While this “victory tax” may be no problem for celebrity athletes such as Michael Phelps, who could be taxed up to $55,000 for his Rio wins, it is a harsh blow to athletes such as Sarah Robles. After living near the poverty-line at $400 a month while training for the games, Robles recently won the bronze medal in weightlifting.
She’s the first U.S. athlete to win a medal in the sport since 2000. And how do we, the proud Americans eagerly awaiting the country medal count each night to revel in athletic victory from the comforts of our own couch, reward her? We ask for a third of the cash money, while expecting more from Robles in 4 years. U.S.A. for the win.
What’s this mean for those of us at the bottom of the food chain?
So the big news story this week is that a group of hackers calling itself the “Shadow Brokers” has managed to actually hack the NSA’s hackers and steel our super secret government spy agency’s hacking tools.
We know, it sounds like a big circle of double negatives, hackers hacking hackers who are hacking us.
But that’s the real story.
It’s bad enough that our government now collects all of our emails and cell-phone calls and stores them in some massive maze of servers in a giant building in Nevada or Utah or some other empty state where giant square buildings can go undetected for decades. But if you’re going to collect all of our information and spy on us, could you at least be competent enough not to make our information vulnerable to a bunch of slackers calling themselves by a name better suited to a video game?

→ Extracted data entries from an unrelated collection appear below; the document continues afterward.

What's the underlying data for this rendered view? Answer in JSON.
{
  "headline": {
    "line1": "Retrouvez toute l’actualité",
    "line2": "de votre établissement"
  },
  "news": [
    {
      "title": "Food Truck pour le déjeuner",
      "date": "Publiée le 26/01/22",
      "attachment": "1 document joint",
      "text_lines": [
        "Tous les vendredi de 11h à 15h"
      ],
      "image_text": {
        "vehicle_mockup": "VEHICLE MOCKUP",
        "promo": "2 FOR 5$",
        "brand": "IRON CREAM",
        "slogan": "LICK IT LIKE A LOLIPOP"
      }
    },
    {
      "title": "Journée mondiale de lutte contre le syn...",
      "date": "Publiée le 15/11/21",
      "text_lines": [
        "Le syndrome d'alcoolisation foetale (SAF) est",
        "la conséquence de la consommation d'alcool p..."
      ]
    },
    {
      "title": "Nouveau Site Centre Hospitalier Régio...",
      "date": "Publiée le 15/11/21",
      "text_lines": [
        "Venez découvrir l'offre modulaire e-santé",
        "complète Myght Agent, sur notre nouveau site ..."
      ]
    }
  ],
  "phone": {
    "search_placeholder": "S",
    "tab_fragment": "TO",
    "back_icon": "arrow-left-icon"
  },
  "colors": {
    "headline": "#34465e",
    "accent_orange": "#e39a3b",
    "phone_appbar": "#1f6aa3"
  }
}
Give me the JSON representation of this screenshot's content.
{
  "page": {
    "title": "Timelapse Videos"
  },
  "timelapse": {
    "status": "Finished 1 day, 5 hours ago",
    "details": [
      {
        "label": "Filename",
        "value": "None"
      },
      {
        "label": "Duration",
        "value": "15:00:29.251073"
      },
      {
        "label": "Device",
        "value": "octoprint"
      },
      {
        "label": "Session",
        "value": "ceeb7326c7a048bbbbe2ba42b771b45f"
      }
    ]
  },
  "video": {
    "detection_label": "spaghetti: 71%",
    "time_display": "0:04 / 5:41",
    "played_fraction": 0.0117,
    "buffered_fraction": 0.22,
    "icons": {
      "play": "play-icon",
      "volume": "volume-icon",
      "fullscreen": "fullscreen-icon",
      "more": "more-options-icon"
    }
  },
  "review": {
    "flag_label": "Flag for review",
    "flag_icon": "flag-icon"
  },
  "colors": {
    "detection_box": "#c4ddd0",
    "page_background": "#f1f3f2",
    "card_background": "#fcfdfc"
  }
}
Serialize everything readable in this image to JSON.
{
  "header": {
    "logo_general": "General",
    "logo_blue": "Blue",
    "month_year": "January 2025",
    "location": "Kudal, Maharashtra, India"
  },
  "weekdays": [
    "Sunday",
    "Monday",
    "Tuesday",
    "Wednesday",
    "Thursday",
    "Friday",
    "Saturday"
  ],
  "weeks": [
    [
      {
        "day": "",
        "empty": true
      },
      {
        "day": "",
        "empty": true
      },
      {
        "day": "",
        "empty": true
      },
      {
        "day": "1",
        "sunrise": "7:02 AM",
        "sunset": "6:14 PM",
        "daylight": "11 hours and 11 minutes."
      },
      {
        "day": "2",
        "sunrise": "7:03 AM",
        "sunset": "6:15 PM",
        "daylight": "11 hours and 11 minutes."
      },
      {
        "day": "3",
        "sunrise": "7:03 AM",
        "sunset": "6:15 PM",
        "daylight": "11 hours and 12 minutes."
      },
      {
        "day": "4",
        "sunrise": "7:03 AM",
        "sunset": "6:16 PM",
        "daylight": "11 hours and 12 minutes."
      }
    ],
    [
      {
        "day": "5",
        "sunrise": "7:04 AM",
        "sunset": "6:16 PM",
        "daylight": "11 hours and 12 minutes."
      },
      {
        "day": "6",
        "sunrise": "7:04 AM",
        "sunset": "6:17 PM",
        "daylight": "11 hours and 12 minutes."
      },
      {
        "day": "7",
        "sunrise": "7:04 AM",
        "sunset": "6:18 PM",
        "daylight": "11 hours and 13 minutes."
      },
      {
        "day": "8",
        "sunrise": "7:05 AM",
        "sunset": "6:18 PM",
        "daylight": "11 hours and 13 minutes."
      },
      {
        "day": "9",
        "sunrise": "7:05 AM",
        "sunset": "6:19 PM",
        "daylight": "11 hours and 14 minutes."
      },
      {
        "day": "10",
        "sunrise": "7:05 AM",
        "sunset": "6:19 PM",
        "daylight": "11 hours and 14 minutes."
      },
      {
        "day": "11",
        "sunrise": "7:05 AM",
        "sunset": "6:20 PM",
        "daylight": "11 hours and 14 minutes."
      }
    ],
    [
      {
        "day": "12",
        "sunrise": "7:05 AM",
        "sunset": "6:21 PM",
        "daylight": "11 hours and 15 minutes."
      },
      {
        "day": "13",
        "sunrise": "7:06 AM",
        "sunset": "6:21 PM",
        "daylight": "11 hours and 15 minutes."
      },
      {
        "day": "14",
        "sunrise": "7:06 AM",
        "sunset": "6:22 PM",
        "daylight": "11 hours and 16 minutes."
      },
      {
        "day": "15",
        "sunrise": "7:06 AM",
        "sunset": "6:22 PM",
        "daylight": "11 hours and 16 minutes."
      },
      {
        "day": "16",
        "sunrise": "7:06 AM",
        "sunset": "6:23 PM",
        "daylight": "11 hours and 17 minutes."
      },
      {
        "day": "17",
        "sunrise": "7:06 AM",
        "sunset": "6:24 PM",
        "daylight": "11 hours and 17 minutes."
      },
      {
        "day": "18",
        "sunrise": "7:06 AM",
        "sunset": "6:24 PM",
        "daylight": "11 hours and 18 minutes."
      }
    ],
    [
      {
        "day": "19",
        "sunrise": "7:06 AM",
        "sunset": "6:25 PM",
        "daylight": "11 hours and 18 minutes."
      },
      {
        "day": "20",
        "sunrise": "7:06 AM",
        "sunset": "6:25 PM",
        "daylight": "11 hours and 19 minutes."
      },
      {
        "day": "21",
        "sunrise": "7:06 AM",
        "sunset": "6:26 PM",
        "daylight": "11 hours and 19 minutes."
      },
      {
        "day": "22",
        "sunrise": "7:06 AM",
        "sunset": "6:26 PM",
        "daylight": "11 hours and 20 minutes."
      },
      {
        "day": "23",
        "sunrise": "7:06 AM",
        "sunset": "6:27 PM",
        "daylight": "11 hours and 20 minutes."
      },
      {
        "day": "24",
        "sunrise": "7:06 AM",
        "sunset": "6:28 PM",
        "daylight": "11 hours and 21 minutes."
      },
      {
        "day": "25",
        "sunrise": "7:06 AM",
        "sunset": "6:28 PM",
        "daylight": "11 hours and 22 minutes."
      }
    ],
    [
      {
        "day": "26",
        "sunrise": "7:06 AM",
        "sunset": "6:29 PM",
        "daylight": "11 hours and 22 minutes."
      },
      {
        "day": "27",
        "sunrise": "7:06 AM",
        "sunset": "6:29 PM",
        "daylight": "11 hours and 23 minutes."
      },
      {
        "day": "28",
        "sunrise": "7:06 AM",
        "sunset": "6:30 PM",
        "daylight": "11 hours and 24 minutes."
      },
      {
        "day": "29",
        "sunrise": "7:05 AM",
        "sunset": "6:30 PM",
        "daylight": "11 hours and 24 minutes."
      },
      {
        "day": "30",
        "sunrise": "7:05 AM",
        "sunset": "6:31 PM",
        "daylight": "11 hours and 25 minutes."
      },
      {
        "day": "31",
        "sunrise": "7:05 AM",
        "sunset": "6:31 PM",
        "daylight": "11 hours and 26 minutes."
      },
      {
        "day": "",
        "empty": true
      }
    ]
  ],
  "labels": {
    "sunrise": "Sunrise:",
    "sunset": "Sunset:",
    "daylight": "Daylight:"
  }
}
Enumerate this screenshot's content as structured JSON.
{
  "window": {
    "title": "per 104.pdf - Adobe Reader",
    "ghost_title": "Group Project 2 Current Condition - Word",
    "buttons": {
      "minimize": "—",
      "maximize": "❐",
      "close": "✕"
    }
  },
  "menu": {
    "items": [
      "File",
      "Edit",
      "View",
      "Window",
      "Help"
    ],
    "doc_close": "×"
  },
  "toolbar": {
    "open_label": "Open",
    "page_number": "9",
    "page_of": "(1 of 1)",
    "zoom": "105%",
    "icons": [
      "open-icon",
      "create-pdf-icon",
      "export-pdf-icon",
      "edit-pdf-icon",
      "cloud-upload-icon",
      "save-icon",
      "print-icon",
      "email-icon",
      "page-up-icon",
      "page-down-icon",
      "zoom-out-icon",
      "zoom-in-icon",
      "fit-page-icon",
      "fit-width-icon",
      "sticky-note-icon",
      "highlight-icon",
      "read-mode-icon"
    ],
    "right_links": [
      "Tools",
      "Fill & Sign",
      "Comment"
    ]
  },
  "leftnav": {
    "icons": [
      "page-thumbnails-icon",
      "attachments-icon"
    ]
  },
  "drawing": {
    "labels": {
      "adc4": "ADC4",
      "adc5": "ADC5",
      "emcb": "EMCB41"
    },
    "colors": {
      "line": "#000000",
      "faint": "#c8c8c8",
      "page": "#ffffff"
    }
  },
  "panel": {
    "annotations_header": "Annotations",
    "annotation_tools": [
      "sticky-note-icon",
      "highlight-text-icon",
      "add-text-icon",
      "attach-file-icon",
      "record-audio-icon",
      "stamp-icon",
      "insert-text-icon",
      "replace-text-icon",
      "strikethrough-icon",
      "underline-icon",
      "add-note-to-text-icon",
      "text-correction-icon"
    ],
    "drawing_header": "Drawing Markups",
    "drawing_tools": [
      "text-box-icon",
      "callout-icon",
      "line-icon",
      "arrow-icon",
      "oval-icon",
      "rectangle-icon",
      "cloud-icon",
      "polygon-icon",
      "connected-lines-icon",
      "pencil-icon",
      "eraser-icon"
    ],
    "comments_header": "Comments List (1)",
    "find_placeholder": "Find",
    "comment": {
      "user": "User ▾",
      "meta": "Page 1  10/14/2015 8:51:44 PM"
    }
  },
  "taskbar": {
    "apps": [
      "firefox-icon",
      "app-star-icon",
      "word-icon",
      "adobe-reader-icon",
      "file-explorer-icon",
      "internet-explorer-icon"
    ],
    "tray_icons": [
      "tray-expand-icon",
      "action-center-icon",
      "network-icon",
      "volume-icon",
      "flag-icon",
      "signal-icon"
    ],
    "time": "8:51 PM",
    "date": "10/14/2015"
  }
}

Shadow Brokers has already released some of the NSA’s hacking programs so now any smart high-school kid has the capabilities to infiltrate computer networks as effectively as a super power. But that’s not the whole story.
These shadow folks says they’re holding back the really good NSA hacking tools, which it will sell to the highest bidder. That’s effing great.
Oh, and did we mention that Wikileaks also has the NSA documents and we can only suppose that Wikileaks founder Julian Assange will be really careful and responsible with them because hey, he wouldn’t want to cause a problem for the U.S.A., the country that framed him on rape charges causing him to live in an 8-by-10 room in a foreign embassy for years on end so we couldn’t knock him off or throw him into prison for the rest of his life? Why would he hold a grudge?
So how long before the world’s bad-boy hackers figure out that the real money is in hacking our governments collected information on all of us. Then they can just start extorting money out of all 300 million of us.
The moral of the story for the U.S. government is this: If you’re not smart enough to keep the information you illegally collect on your own citizens safe from hackers, stop collecting it. And guess what, you are obviously not smart enough.